Qu’est-ce qui constitue un acte de mauvaise foi, arbitraire ou discriminatoire au sens du paragraphe 150(3)?
La CES a reconnu que la Loi ne définissait pas les termes « mauvaise foi », « arbitraire » ou « discriminatoire », et qu’il n’existait aucune jurisprudence qui interprète ces termes dans le contexte de la Loi.
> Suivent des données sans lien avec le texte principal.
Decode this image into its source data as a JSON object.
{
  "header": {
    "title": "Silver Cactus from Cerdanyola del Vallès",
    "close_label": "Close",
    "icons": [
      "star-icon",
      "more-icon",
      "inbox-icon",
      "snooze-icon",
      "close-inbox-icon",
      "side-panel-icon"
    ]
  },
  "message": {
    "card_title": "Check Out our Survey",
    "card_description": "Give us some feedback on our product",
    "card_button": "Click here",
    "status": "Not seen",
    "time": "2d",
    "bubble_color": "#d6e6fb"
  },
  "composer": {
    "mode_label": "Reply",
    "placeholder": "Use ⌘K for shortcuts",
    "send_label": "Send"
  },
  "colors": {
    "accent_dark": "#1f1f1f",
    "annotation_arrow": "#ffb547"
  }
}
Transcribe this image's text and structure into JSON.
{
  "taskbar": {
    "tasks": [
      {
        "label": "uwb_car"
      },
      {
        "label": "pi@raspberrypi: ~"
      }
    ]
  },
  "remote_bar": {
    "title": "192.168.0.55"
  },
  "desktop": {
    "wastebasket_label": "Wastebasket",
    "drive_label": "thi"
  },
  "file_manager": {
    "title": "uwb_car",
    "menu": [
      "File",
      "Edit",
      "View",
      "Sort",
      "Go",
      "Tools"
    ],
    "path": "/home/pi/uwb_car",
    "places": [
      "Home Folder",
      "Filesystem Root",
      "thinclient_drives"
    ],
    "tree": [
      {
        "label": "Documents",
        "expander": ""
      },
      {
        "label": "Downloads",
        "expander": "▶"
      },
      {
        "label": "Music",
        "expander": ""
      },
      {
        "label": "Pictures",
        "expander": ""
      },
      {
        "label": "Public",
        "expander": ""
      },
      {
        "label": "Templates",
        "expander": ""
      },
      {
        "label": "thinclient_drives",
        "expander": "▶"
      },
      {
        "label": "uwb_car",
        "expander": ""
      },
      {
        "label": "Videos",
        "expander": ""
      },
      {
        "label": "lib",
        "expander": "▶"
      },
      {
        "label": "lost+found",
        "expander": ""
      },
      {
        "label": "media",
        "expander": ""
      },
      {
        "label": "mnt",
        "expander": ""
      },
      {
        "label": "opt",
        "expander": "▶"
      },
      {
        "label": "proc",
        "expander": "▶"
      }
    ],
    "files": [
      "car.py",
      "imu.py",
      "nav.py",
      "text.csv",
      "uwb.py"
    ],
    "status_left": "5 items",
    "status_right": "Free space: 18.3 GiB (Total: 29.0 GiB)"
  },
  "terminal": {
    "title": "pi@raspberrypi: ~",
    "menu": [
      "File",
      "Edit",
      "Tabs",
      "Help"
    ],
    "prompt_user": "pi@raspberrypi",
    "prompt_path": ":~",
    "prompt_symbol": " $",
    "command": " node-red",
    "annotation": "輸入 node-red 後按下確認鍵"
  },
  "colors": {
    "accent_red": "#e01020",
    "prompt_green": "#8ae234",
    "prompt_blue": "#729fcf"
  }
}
En s’inspirant des définitions des dictionnaires et des interprétations des tribunaux des lois provinciales sur l’équité salariale, la CES a déterminé ce qui suit :
- agir de « mauvaise foi » doit inclure un élément de mauvaise volonté ou une intention d’induire en erreur ou de tromper3
- le terme « arbitraire » peut être compris comme incluant des actions qui sont capricieuses, plutôt que fondées sur la raison ou le jugement4
- ce qui constitue une action « discriminatoire » sera déterminé à l’aide d’une approche large et ciblée, semblable à celle adoptée dans le contexte du travail et des droits de la personne.5
La CES a déterminé que l’AFPC n’a pas réussi à démontrer que la Banque a agi de mauvaise foi ou d’une manière arbitraire ou discriminatoire.La Banque n’avait pas l’intention d’induire en erreur l’AFPC, et la CES a conclu que les décisions de la Banque de fixer un nombre maximum de membres pour le comité étaient motivées et fondées sur sa compréhension à l’époque des droits et obligations que lui conférait la Loi.6
Principaux points à retenir
Pour les employeurs sous réglementation fédérale, cette décision précise ce qui suit :
- Il incombe à l’employeur de mettre en place le comité d’équité salariale et de faciliter son travail, mais cette responsabilité ne s’étend pas à la fixation unilatérale d’un nombre maximum de membres du comité, que ce soit sur la base de la proportionnalité ou pour d’autres raisons
- Les agents négociateurs ont le pouvoir exclusif de mener à bien le processus de sélection et de déterminer le nombre de représentants qui représenteront les membres de leur unité de négociation au sein du comité d’équité salariale
- Bien que l’on puisse craindre que les comités d’équité salariale atteignent une taille ingérable, les mécanismes prévus dans la Loi elle-même offrent une protection contre les retards et les obstructions déraisonnables
- Pour se prémunir contre les allégations de conduite de mauvaise foi, arbitraire ou discriminatoire, toutes les décisions de l’employeur relatives à la Loi devraient être prises par écrit et étayées par des motifs clairs.